Just got update saying "free one year premium internet subscription expired" for vehicle purchased in Dec.

Looks like more and more customers will start having to enroll for monthly, annual subscription plans ... so another revenue stream, but will likely go unnoticed for a while ...
..add to insurance, SuperCharger & Services ... and did they say app store ...
My Model 3 purchased 3 weeks ago only came with 30 days free Premium Connectivity. I already renewed for the first year for $100.
 
Cybertruck will reinforce the image of Tesla as a company that does things nobody else can do.

For a stock like TSLA, this not only matters, it's ultimately all that matters.
Couldn't disagree more.
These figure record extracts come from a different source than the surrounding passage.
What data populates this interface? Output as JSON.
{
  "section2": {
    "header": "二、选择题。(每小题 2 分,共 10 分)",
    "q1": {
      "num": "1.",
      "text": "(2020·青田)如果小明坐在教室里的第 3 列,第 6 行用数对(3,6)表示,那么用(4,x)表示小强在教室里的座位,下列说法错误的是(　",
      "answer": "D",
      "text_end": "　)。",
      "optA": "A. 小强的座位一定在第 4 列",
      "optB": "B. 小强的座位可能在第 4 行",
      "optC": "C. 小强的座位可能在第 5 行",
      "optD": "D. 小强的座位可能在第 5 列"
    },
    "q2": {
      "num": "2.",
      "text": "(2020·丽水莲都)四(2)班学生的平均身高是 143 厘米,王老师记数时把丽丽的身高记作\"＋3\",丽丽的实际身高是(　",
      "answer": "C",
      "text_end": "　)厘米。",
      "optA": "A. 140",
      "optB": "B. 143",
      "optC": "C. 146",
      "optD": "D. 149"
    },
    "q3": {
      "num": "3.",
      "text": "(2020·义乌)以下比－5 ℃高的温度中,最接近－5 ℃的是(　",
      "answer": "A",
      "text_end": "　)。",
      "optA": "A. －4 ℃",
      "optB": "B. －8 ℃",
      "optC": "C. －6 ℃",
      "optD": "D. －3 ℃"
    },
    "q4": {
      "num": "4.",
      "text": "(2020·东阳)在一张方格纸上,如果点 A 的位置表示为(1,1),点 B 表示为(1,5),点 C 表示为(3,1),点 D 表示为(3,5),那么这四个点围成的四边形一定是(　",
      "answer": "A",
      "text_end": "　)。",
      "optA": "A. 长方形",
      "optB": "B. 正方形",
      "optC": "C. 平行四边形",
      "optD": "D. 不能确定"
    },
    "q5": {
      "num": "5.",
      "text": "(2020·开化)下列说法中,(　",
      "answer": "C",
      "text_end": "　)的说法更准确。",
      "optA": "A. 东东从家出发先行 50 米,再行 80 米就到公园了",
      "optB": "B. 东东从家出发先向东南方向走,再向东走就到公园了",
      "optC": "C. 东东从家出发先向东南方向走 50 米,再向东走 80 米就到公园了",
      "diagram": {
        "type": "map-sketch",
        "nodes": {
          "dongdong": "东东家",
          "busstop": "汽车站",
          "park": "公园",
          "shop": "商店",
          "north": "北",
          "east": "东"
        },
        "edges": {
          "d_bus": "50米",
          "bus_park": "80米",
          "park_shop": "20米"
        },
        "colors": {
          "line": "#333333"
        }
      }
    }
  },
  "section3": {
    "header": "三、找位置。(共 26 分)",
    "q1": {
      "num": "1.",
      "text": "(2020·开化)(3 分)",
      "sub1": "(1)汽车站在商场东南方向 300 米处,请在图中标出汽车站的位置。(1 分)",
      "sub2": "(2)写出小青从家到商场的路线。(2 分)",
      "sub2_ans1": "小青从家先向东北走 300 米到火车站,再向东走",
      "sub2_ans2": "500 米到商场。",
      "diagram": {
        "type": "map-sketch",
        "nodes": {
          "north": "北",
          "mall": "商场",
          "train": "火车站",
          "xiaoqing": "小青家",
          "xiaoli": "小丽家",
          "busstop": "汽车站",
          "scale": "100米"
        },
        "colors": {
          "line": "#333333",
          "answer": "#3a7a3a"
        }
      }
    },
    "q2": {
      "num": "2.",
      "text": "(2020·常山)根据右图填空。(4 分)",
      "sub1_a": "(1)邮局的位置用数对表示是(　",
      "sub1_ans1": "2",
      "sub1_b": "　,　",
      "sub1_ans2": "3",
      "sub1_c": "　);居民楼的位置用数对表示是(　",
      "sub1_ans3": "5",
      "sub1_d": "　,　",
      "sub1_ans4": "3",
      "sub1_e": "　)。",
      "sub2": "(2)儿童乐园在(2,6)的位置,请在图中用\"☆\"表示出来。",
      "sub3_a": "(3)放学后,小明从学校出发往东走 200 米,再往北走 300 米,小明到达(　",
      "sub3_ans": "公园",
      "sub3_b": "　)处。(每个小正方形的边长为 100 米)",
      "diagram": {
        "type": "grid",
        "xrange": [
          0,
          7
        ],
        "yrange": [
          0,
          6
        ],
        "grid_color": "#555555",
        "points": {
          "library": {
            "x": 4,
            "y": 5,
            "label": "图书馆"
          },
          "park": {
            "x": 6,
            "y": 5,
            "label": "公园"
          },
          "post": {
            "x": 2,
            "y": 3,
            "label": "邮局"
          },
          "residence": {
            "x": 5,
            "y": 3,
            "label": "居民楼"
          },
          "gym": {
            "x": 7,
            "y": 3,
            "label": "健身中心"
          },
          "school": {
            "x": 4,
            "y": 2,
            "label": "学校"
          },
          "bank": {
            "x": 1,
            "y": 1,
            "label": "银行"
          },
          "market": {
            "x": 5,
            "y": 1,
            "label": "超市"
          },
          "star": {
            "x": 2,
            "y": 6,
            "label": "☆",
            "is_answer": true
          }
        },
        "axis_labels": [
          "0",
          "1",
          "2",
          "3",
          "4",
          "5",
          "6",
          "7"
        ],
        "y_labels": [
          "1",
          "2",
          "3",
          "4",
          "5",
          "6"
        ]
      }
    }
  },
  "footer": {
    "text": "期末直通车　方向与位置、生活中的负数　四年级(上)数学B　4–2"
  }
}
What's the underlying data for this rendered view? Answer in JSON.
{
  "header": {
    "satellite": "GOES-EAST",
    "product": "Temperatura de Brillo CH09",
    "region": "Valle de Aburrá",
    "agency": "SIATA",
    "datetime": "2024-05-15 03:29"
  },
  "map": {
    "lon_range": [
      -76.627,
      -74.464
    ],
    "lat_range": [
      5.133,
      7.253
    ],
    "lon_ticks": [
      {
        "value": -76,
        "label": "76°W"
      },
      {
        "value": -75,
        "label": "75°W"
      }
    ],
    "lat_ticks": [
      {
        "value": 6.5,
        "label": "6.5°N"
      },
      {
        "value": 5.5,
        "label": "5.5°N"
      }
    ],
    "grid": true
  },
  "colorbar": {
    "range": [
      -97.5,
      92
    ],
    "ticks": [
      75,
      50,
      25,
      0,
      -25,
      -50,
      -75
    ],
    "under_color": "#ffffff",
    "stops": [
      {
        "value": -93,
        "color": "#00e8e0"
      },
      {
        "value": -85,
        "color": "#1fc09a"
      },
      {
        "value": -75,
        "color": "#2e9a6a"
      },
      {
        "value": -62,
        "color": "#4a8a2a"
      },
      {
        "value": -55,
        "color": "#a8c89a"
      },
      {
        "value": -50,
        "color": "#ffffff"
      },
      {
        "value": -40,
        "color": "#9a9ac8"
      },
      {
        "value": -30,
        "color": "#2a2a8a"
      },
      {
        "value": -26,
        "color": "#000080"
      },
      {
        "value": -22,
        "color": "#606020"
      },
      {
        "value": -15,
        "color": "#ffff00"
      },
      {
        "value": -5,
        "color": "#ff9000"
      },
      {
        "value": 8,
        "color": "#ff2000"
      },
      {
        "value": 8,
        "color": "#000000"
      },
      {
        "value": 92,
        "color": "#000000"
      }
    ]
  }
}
How Tesla is perceived is almost entirely irrelevant in the long run. What Tesla does is precisely what matters. Ultimately. Both company and stock. What you have written is profoundly wrong.
 
In all seriousness, I think Tesla needs to get more out of this deal. Elon said something about aiming for a 20% margin on Superchargers I think. With the trouble Tesla and us investors have gone through, I'd like to see them goose that to 25-30%. Elon has my investment to look out for, after all :).
I’d be happier if the person/people who refused to make Tesla’s charging standard standard - back when Tesla lobbied to have it as the standard and were turned down - were named and publicly flogged; for starters.

I think is was back around 2013 that Tesla told us they were denied, so at least an entire decade delay because stupid, crooked, or both.